Afghanistan - UKBA plans mass deportation to Kabul warzone
On Sunday, the Taliban launched their biggest assault on the Afghan capital, Kabul, in over a decade. Fighting continued over the weekend, and it is reported that gunshots can still be heard today (Monday 16 April) in the city.

Afghan policemen and officials stand next to the wreckage of a car used in a suicide attack (AFP, Massoud Hossaini)
Insurgents managed to infiltrate the supposedly secure diplomatic areas of the city (where foreign embassies and NATO are based), and were even in the vicinity of the Presidential palace.
There is no security in Kabul or the rest of Afghanistan, with over half a million people displaced by the war subsisting in camps: and yet the UK Border Agency is planning a mass deportation charter flight. The flight was due to take off from London at 00:10 hours on Tuesday 17 April. It has been cancelled…for now.
This latest attack demonstrates that nowhere – and no-one – is safe in Kabul. Private security staff, who escort individuals being forcibly removed from the UK, would seem to share this concern.
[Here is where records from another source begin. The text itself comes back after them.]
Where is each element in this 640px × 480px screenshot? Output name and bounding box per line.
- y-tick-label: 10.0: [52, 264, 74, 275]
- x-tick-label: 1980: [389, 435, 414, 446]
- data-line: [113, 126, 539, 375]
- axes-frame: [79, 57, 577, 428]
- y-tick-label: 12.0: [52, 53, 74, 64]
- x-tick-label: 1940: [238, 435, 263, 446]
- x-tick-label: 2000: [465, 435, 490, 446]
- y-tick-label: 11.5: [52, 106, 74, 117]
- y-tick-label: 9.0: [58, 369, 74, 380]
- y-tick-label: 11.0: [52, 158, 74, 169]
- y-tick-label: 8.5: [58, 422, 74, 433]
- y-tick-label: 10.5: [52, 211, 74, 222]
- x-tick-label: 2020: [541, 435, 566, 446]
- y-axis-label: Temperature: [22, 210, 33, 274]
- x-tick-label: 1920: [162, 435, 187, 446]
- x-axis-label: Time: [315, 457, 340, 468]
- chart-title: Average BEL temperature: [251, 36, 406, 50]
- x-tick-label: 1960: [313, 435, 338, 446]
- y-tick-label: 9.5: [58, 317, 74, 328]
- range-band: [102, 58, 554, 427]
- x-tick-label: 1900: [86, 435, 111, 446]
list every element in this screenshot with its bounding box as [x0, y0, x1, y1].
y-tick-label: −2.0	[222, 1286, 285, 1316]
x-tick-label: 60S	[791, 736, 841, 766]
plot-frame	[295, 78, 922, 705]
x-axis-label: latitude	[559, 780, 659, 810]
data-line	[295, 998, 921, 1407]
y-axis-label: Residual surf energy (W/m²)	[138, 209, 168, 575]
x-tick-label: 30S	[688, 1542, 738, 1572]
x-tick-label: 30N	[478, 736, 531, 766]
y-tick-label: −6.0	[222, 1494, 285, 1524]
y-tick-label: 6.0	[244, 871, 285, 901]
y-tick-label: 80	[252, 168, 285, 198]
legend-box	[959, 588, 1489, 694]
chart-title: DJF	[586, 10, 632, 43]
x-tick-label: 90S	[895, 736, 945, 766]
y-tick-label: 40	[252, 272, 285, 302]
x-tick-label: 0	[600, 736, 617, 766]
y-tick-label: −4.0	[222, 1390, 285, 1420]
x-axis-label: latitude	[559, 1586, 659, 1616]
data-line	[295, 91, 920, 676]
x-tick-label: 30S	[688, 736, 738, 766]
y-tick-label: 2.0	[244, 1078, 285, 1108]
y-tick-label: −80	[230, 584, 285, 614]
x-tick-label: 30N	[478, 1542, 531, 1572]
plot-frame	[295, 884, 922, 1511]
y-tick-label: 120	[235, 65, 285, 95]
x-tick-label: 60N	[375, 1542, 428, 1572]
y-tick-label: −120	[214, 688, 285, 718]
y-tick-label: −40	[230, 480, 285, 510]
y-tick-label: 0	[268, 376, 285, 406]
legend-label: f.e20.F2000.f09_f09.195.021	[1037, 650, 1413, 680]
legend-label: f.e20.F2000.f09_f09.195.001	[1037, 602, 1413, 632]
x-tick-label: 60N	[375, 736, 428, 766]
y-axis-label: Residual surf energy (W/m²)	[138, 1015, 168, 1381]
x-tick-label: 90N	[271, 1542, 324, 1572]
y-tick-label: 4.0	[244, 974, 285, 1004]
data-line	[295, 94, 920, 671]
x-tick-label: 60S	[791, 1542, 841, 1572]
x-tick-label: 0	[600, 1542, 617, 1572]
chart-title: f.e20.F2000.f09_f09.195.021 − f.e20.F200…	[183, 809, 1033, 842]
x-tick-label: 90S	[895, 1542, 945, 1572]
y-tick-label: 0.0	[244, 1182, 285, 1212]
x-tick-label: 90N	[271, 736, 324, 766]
A Guardian investigation has uncovered reports that eleven Reliance security guards have been suspended after refusing to fly on charter flights to Afghanistan, citing a lack of security provisions.
The United Nations Refugee Agency has stated that it is unable to provide for returning refugees, saying it’s programme in Afghanistan has been “the biggest mistake UNHCR ever made”. A recent Amnesty International report highlights how an escalation in fighting has left half a million Afghans internally displaced, struggling to survive in makeshift shelters, with around 400 more joining their ranks every single day. Kabul alone houses up to 35,000 displaced persons in 30 slum areas around the city.
And still the UK Border Agency claims that Afghanistan is safe. It claims it’s safe for young Afghans who made treacherous journeys to seek sanctuary in the UK. It claims it’s safe even though their asylum applications have not received proper scrutiny. It claims it’s safe for age- disputed children – some of these boys underwent age assessments (a key process in determining which legal process is applied and the level of support provided) that were not compliant with the law.
NCADC is supporting campaigns fighting for justice for two of these young men (Popal and Nasib); but around 50 will be removed against their will if and when charter flight PVT800 is re-scheduled.
No information about the companies running these flights – which depart every few weeks – or the airport from which the flight will depart, is ever released. Many other refused Afghan asylum seekers will be booked on to the flight as ‘reserves’, only to be told at the last minute that they will receive a temporary reprieve.
The Home Affairs Select committee described this practice as ‘inhumane’. NCADC agrees. But what is also inhumane is the mass deportation of young men in need of protection to a war zone. It is shameful and unjust, and is a policy that the UK government is trying to hide through the use of hidden private flights.
We call on the government to cease these enforced removals immediately.